Effect of CCL1 antisense ODN on bacterial translocation in mice irradiated with whole body 137Cs γ-rays: elimination of M2b macrophages in translocation sites (111.19)

Abstract

Abstract Mice irradiated with 5 Gy whole body 137Cs γ-rays (WBI-mice) are shown to be carriers of M2bMϕ (IL-10+CCL1+LIGHT+IL-12- Mϕ), which are inhibitory on the host antibacterial innate immunities in bacterial translocation.

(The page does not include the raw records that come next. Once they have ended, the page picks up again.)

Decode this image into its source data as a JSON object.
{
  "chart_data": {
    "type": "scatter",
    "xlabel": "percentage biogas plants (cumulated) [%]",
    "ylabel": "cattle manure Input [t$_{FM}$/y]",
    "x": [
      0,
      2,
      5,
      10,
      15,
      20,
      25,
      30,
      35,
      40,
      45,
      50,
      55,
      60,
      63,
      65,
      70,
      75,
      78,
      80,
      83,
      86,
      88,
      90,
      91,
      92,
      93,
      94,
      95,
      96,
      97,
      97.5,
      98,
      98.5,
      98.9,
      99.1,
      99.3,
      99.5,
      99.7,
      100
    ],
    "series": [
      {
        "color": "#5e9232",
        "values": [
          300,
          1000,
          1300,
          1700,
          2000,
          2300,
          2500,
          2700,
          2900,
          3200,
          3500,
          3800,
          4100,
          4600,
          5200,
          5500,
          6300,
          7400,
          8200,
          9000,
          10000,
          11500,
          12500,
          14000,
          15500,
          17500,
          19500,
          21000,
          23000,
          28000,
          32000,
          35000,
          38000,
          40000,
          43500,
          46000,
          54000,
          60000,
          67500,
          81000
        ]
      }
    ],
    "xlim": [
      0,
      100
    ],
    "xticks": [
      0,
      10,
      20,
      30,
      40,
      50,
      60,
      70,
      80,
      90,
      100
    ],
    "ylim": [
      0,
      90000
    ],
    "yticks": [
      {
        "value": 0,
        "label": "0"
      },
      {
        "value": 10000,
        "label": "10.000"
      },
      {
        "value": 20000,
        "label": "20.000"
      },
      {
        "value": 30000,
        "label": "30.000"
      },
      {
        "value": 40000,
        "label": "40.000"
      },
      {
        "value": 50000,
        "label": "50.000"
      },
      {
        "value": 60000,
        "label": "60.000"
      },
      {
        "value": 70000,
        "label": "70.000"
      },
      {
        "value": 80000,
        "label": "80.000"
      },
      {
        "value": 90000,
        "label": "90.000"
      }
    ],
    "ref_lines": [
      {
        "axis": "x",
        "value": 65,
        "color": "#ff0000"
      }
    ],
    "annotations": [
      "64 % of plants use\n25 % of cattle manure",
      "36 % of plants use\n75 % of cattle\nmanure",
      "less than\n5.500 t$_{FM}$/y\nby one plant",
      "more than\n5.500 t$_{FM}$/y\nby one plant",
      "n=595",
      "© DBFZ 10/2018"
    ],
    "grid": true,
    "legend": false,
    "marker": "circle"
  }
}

M2bMϕ maintain their suppressor cell properties through the production of CCL1. In this study, therefore, we tried to eliminate M2bMϕ from mesenteric lymph nodes (MLN) of WBI-mice by CCL1 antisense ODN gene therapy. WBI-mice were treated with CCL1 antisense ODN with various doses (2, 10, 50, or 250 μg/mouse), routes (i.p., i.m. or s.c.) and schedules (twice a day for 2 to 7 days, starting 1 to 4 weeks after γ-irradiation). F4/80+ MLN-Mϕ isolated from these mice were identified as M2bMϕ by their abilities to express intracellular IL-10 and LIGHT mRNA. As a control, MLN-Mϕ were isolated from WBI-mice treated with scrambled ODN and subjected to the same test. In the results, the numbers of MLN-M2bMϕ were greatly reduced in WBI-mice treated s.c. with 10 to 50 μg/mouse of CCL1 antisense ODN twice a day for 2 days, 5 days or 7 days, started 1 to 3 weeks after γ-irradiation. However, MLN-M2bMϕ were detected in WBI-mice treated with CCL1 antisense ODN twice a day for 2 days started 4 weeks after the irradiation. These results indicate that M2bMϕ are eliminated from MLN of WBI-mice s.c. treated with CCL1 antisense ODN twice a day for 2 days starting 1 to 3 weeks after γ-irradiation.